Building Wonders Without Blueprints - How AI Learned to “Understand” Language

08 May 2025 | Four-minute read


Note: This blog post was adapted from a Toastmasters speech I gave, with the help of AI to format and refine the text.

Have you ever marveled at the ancient wonders of the world and realized they were built long before we had modern science—even before formal mathematics or physics existed? Throughout history, humanity has a long and impressive track record of building things before we fully understood the principles that made them work.

You might think that our modern, science-driven era is different. But surprisingly, we are still building powerful technologies that we don’t completely understand. One of the most fascinating examples today is Artificial Intelligence—especially generative AI like ChatGPT.

If you haven’t used it before, ChatGPT is a tool where you can make a request like, “I’m going to Croatia for two weeks. I enjoy outdoor activities and prefer traveling by bus. Can you create an itinerary for me?”

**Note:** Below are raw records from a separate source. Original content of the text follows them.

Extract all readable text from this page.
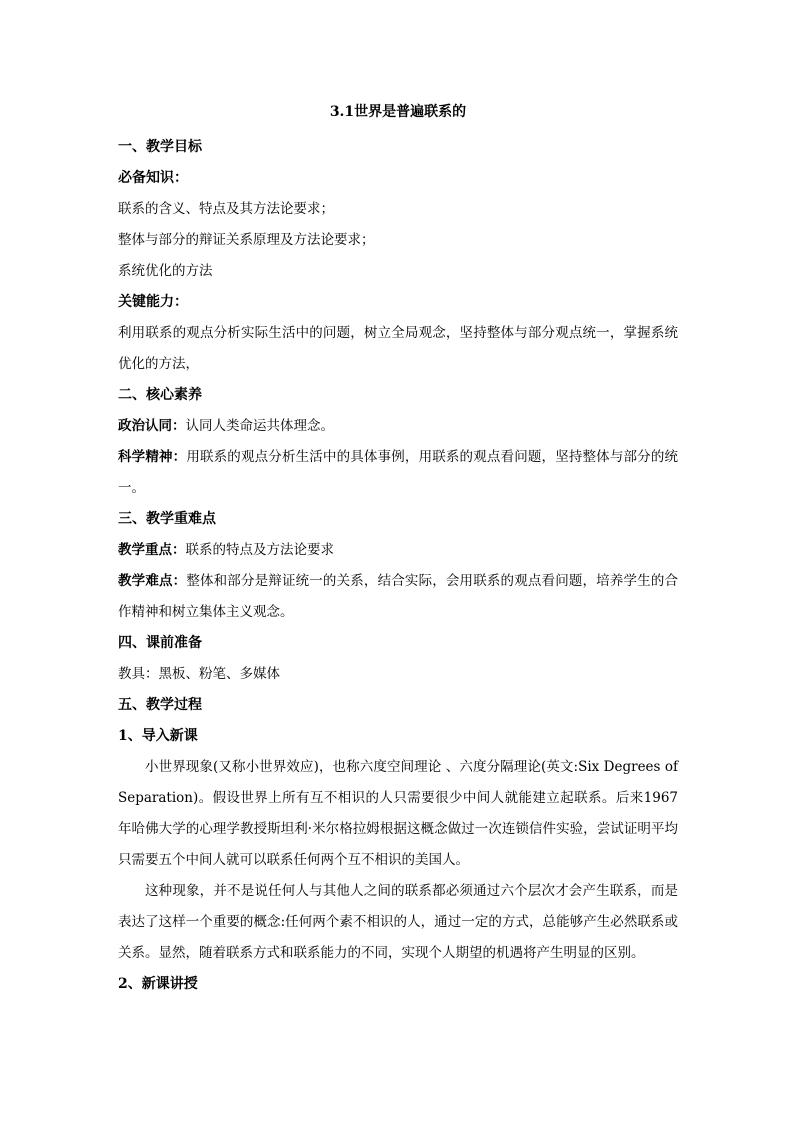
3.1世界是普遍联系的
一、教学目标
必备知识：
联系的含义、特点及其方法论要求；
整体与部分的辩证关系原理及方法论要求；
系统优化的方法
关键能力：
利用联系的观点分析实际生活中的问题，树立全局观念，坚持整体与部分观点统一，掌握系统优化的方法，
二、核心素养
政治认同：认同人类命运共体理念。
科学精神：用联系的观点分析生活中的具体事例，用联系的观点看问题，坚持整体与部分的统一。
三、教学重难点
教学重点：联系的特点及方法论要求
教学难点：整体和部分是辩证统一的关系，结合实际，会用联系的观点看问题，培养学生的合作精神和树立集体主义观念。
四、课前准备
教具：黑板、粉笔、多媒体
五、教学过程
1、导入新课
小世界现象(又称小世界效应)，也称六度空间理论 、六度分隔理论(英文:Six Degrees of Separation)。假设世界上所有互不相识的人只需要很少中间人就能建立起联系。后来1967年哈佛大学的心理学教授斯坦利·米尔格拉姆根据这概念做过一次连锁信件实验，尝试证明平均只需要五个中间人就可以联系任何两个互不相识的美国人。
这种现象，并不是说任何人与其他人之间的联系都必须通过六个层次才会产生联系，而是表达了这样一个重要的概念:任何两个素不相识的人，通过一定的方式，总能够产生必然联系或关系。显然，随着联系方式和联系能力的不同，实现个人期望的机遇将产生明显的区别。
2、新课讲授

The AI might suggest a route that includes the city of Dubrovnik. You could then reply, “That sounds great, but can you create an itinerary that avoids Dubrovnik? It’s a bit too touristy for me.” The AI can take that new information and instantly update the plan.

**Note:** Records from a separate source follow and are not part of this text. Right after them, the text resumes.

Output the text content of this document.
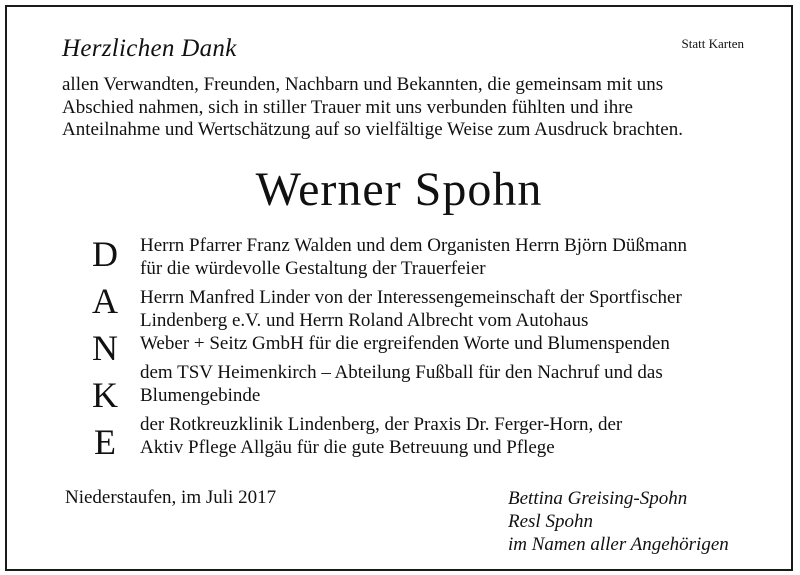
Herzlichen Dank	Statt Karten
allen Verwandten, Freunden, Nachbarn und Bekannten, die gemeinsam mit uns
Abschied nahmen, sich in stiller Trauer mit uns verbunden fühlten und ihre
Anteilnahme und Wertschätzung auf so vielfältige Weise zum Ausdruck brachten.
Werner Spohn
D
A
N
K
E
Herrn Pfarrer Franz Walden und dem Organisten Herrn Björn Düßmann
für die würdevolle Gestaltung der Trauerfeier
Herrn Manfred Linder von der Interessengemeinschaft der Sportfischer
Lindenberg e.V. und Herrn Roland Albrecht vom Autohaus
Weber + Seitz GmbH für die ergreifenden Worte und Blumenspenden
dem TSV Heimenkirch – Abteilung Fußball für den Nachruf und das
Blumengebinde
der Rotkreuzklinik Lindenberg, der Praxis Dr. Ferger-Horn, der
Aktiv Pflege Allgäu für die gute Betreuung und Pflege
Niederstaufen, im Juli 2017	Bettina Greising-Spohn
Resl Spohn
im Namen aller Angehörigen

This seamless interaction begs a fascinating question: Does the AI actually understand the words you’re using? And if so, how? Let’s explore the magic behind the machine.

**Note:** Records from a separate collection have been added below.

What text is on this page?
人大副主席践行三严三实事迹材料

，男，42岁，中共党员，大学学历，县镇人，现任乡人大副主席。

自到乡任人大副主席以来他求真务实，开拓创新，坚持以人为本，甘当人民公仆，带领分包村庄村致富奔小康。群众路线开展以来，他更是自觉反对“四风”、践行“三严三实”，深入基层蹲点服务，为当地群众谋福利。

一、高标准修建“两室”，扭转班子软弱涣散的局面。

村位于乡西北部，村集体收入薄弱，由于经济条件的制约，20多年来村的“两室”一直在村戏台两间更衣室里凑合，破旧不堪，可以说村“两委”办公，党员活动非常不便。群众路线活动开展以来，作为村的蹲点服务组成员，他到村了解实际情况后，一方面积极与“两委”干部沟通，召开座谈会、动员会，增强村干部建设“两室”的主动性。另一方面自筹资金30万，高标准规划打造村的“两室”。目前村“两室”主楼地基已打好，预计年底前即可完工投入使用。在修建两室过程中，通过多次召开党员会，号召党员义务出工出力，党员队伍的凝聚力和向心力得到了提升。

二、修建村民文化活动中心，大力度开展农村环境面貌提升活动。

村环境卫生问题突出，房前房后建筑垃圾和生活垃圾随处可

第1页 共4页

At Its Heart, AI is a Prediction Engine

So, how does it all work? At its core, a large language model is a highly advanced word prediction machine. We give the AI a sequence of words and simply ask it to predict the most likely next word. We then add that predicted word to the sequence and ask it again, “What comes next?” We repeat this process, one word at a time, until it has generated a complete and satisfying response, like your Croatian travel itinerary.

From the outside, we see coherent sentences and ideas. But inside the computer, the currency isn’t words; it’s numbers. To make this work, we need a way to translate between the world of human language and the world of computer mathematics. This translation process is called creating an embedding. (That’s the only truly technical term we’ll need).

Think of an embedding as a unique recipe for each word, made up of numerical ingredients. For the word “queen,” the recipe might include a pinch of ‘royalty,’ a dash of ‘femininity,’ and a spoonful of ‘power.’ It’s these complex numerical recipes that allow the AI to compare words and make sophisticated predictions.

From Simple Numbers to Complex Meanings

Let’s start with a very basic embedding. Imagine a tiny language with just five words: king, queen, man, woman, is. We could create a simple translation:

Using this system, the sentence “Queen is woman” would become the numerical sequence 2 5 4. An AI could work with this, but it’s far too simple to capture the rich complexity of language. Words can be synonyms, have different forms (like conjugated verbs or plurals), and share abstract relationships (like ‘cup’ and ‘coffee’). Our simple embedding doesn’t understand any of that.

To do better, we need to assign more than one number to each word. Imagine every word has a “fingerprint”—not a single number, but a long list of numbers that describes what words it typically associates with. By analyzing vast amounts of text from Wikipedia, books, and the internet, we can calculate the frequency with which words appear together. For example, ‘coffee’ is often seen near ‘cup,’ ‘mug,’ or ‘morning.’

Even this method has flaws. The word ‘queen’ might never appear with ‘aardvark,’ yet this non-relationship would still be recorded. Much of the data is not very useful.

This is where researchers developed even smarter methods. A groundbreaking technique called Word2Vec starts by giving each word a random list of numbers. Then, it reads through billions of sentences and constantly “nudges” the numbers. When words that often appear together (like ‘queen’ and ‘royal’) are seen, their number lists are nudged to become more similar. After millions of these adjustments, words with similar meanings naturally end up with similar numerical fingerprints.

The Magic of Word Math

In the end, each word is represented by a complex set of numbers. What do these individual numbers mean? We honestly don’t know. They might represent concepts like royalty, gender, plurality, or abstract ideas we don’t even have names for.

But we know they mean something, because they allow for a kind of linguistic algebra. In a now-famous example, if you take the numbers for ‘king,’ subtract the numbers for ‘man,’ and add the numbers for ‘woman,’ the resulting set of numbers is incredibly close to the numbers for ‘queen.’

king − man + woman ≈ queen

Right there, in that simple mathematical puzzle, lies the wonder of human progress. Just like the ancient builders who raised monuments before they fully understood physics, we have built something extraordinary with AI before we fully understand how it works. It took creativity, curiosity, and courage to build this modern wonder.

And perhaps that’s how true progress always begins: not with the certainty of a blueprint, but with the power of imagination.